The LiDAR vs Camera Privacy Showdown
If robot vacuums are part of your office environment, the choice between LiDAR-based navigation and camera-based navigation carries real privacy implications. LiDAR systems use laser sensors to measure distances and generate spatial maps without capturing any visual imagery. Camera-based systems process actual images for navigation, which means they can incidentally capture people, documents, whiteboards, and other sensitive content. For most cleaning tasks, LiDAR navigation performs comparably to camera-based systems and does so without creating a visual record of your workspace. Many high-end models now combine both technologies, which reintroduces the camera privacy concerns even if the primary navigation is laser-based.

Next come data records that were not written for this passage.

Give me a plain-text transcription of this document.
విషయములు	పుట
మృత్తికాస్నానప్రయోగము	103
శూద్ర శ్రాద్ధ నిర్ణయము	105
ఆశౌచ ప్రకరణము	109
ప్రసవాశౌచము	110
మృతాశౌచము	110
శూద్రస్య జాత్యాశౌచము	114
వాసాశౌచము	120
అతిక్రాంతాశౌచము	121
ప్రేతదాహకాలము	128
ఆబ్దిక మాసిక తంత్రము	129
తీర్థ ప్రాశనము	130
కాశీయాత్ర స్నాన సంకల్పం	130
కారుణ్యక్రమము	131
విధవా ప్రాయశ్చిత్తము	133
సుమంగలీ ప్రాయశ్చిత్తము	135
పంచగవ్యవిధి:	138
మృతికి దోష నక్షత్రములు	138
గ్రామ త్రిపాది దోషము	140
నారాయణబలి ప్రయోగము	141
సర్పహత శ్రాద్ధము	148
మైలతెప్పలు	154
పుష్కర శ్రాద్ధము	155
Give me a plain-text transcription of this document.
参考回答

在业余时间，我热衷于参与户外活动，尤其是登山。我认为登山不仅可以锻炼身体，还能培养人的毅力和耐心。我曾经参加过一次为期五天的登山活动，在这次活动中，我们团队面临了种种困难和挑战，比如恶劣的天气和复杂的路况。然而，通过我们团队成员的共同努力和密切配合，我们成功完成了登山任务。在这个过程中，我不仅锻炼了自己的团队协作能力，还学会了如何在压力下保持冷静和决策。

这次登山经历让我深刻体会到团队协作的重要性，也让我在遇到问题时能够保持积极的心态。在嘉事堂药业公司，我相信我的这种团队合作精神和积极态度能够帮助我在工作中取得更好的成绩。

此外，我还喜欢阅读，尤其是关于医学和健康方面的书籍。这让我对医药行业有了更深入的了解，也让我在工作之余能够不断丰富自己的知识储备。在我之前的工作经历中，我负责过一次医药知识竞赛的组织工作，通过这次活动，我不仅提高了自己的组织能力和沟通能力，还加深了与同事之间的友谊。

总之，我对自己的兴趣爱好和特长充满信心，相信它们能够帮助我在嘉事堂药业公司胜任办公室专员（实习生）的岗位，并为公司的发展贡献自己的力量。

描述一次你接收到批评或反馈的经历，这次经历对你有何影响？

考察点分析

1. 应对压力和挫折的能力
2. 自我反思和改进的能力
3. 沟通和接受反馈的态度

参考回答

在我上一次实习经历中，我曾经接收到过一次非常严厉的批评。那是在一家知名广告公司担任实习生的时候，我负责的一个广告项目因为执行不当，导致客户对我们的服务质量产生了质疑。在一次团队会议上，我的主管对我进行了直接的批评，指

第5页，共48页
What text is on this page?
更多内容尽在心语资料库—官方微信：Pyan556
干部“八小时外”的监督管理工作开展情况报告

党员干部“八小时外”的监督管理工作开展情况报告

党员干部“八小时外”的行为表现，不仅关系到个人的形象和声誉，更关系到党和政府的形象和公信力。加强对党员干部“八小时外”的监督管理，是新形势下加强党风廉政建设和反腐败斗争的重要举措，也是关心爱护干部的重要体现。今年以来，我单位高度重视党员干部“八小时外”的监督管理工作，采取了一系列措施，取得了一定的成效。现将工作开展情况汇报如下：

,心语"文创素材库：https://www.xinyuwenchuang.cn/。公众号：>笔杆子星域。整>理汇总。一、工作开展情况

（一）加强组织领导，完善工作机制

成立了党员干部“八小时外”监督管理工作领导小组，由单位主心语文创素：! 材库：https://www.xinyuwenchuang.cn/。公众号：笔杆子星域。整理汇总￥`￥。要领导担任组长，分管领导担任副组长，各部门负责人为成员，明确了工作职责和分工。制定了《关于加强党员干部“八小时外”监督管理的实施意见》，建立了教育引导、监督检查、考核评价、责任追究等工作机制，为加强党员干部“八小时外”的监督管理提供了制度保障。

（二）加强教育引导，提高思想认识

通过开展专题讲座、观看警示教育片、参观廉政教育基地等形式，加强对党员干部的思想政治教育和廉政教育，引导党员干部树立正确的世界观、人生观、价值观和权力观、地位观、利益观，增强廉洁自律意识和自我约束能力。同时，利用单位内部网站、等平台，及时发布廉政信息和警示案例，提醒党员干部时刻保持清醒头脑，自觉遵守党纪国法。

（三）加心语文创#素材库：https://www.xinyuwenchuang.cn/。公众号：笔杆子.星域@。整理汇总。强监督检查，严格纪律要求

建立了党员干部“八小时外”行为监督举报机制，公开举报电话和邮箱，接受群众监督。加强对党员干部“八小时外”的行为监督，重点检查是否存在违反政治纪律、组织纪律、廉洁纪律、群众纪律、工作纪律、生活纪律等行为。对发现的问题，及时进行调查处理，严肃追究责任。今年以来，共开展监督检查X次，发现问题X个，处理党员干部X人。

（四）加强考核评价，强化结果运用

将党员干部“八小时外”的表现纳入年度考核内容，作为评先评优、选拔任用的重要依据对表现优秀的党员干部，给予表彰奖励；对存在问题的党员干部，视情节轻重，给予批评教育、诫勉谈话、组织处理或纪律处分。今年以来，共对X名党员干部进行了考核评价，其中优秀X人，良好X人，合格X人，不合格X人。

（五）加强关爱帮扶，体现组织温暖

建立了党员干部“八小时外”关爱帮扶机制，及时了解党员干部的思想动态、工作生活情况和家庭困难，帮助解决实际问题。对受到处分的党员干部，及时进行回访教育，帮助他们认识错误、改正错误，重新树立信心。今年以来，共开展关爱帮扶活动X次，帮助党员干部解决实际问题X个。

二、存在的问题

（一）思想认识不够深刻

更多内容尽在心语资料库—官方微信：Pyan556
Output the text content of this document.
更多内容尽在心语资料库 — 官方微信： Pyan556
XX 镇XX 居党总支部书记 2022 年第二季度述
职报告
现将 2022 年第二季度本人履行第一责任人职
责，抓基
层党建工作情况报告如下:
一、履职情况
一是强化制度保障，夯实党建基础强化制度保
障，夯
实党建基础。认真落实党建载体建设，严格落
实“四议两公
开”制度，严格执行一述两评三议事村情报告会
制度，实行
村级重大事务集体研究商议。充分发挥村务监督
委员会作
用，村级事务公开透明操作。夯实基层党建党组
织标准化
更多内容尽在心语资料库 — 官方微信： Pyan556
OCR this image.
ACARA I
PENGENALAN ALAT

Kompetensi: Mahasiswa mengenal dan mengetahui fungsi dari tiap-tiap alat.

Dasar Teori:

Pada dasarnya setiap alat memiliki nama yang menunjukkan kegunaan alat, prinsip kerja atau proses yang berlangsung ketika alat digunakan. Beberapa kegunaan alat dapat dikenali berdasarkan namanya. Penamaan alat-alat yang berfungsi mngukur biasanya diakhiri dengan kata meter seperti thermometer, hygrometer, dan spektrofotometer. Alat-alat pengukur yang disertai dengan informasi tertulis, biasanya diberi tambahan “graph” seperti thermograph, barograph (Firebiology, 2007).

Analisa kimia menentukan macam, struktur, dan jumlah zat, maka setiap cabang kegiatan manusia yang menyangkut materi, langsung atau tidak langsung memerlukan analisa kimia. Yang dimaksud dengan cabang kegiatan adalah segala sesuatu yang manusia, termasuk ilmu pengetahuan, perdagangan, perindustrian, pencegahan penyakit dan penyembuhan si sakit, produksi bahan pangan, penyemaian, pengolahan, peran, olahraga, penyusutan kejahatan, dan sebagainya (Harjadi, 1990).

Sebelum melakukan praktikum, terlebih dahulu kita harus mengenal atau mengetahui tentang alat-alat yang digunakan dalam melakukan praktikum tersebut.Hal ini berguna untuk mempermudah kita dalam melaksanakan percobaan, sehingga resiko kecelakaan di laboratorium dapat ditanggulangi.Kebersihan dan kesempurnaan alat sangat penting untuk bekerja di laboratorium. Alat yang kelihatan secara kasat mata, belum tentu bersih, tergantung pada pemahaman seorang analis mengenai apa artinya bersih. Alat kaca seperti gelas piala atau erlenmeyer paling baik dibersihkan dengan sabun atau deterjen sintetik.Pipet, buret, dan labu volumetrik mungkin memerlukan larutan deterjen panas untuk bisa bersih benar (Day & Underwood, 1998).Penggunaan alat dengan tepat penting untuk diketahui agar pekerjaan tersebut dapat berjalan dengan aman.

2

Firmware Updates and the Art of Digital Hygiene
Firmware updates are the least glamorous part of device security and the most frequently neglected. Manufacturers do occasionally release patches for serious vulnerabilities, and devices running outdated firmware remain exposed to issues that have already been publicly disclosed. Building a simple quarterly review into your IT maintenance schedule, checking for firmware updates across all connected devices, takes less than an hour and closes gaps that attackers actively scan for.
Before any new connected device enters your network, spend a few minutes researching its security track record. Look for whether the manufacturer responds to vulnerability disclosures, whether they have a history of issuing timely patches, and whether independent researchers have flagged concerns. A device that costs slightly more from a manufacturer with a responsible security posture is a considerably better investment than a cheaper alternative from a company that ignores coordination requests from government agencies. Your network will thank you, and so will your robot vacuum, assuming it stays on your side.